Use of Prescription Drug Samples and Patient Assistance Programs, and the Role of Doctor¿Patient Communication

Seniors who have trouble paying for prescription drugs may skip doses or never fill a prescription. They also may accept free samples from their doctor or enroll in a pharmacy industry-sponsored patient assistance program (PAP).

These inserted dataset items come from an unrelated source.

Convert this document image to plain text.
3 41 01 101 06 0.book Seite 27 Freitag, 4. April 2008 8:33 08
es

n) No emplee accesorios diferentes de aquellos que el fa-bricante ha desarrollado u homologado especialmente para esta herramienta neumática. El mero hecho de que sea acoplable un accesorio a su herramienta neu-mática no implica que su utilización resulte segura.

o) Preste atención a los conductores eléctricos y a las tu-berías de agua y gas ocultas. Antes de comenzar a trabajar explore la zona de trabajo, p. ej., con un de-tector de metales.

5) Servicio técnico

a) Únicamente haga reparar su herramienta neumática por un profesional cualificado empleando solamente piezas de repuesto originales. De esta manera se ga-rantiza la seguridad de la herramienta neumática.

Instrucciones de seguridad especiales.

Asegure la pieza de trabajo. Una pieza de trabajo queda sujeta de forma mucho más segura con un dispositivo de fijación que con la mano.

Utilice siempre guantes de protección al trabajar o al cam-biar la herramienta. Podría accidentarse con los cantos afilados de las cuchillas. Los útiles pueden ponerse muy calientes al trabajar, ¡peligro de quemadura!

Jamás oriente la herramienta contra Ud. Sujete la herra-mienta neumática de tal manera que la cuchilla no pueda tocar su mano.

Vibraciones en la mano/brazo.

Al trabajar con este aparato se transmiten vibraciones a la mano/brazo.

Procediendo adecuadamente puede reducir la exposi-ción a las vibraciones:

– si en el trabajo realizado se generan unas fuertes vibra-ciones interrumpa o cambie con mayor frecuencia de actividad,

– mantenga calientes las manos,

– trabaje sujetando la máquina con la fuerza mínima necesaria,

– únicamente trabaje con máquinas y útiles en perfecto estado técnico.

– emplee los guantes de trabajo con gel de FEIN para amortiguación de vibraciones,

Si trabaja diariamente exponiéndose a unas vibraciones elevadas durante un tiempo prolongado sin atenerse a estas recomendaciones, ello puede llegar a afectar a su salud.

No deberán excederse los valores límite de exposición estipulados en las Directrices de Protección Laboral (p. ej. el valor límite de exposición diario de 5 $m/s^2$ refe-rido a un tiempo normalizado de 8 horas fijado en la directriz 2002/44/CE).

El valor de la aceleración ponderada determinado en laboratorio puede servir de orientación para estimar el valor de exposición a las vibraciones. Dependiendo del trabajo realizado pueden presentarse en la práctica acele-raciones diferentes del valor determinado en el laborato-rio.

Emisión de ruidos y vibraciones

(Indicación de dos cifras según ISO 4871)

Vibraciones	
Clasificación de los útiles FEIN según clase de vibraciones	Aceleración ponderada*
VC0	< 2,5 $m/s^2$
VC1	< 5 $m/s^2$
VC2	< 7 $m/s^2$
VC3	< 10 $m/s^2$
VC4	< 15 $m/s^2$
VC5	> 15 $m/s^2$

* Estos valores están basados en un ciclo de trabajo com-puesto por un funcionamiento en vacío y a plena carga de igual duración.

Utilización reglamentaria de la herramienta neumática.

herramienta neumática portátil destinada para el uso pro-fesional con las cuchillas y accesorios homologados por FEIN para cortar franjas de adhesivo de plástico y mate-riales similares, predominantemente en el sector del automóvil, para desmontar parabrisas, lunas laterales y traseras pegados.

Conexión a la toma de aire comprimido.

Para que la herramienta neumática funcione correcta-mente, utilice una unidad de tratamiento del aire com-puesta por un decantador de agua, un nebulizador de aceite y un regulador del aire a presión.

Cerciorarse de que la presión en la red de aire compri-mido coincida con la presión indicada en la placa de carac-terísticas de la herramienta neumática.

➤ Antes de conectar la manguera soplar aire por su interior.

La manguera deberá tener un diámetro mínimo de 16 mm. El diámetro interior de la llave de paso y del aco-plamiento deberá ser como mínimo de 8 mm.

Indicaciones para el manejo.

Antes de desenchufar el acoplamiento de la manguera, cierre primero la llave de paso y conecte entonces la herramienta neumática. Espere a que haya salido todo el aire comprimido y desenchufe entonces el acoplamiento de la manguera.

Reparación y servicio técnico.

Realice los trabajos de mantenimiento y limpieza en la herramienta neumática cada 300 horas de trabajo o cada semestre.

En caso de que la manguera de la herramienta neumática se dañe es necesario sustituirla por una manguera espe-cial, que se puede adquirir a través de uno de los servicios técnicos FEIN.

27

This 2006 survey of 14,322 Medicare beneficiaries sought to characterize the users of cost-saving programs and the effect of doctor-patient communication on participation. The respondents were predominantly White (86%), and had two or more chronic conditions (71%).

Key Findings:

  • 51 percent of seniors reported receiving at least one free sample in the past year; 29 percent received more than one.
  • Those with higher monthly incomes (over $2,500), were 51 percent likely to receive a free sample while those with lower monthly incomes (under $800) were 44 percent likely.
  • Whites received more free samples than Blacks and Hispanics (52%, 46% and 45%, respectively).
  • Patients who spoke with their doctor about medication costs were more likely to receive samples than those who did not (68% versus 44%).

Only 1.3 percent of seniors reported participating in a PAP. Those who spoke to their doctor about medication costs were more likely to use PAPs than those who did not (1.9% versus 0.9%). However, those who did use PAPs were those most in need.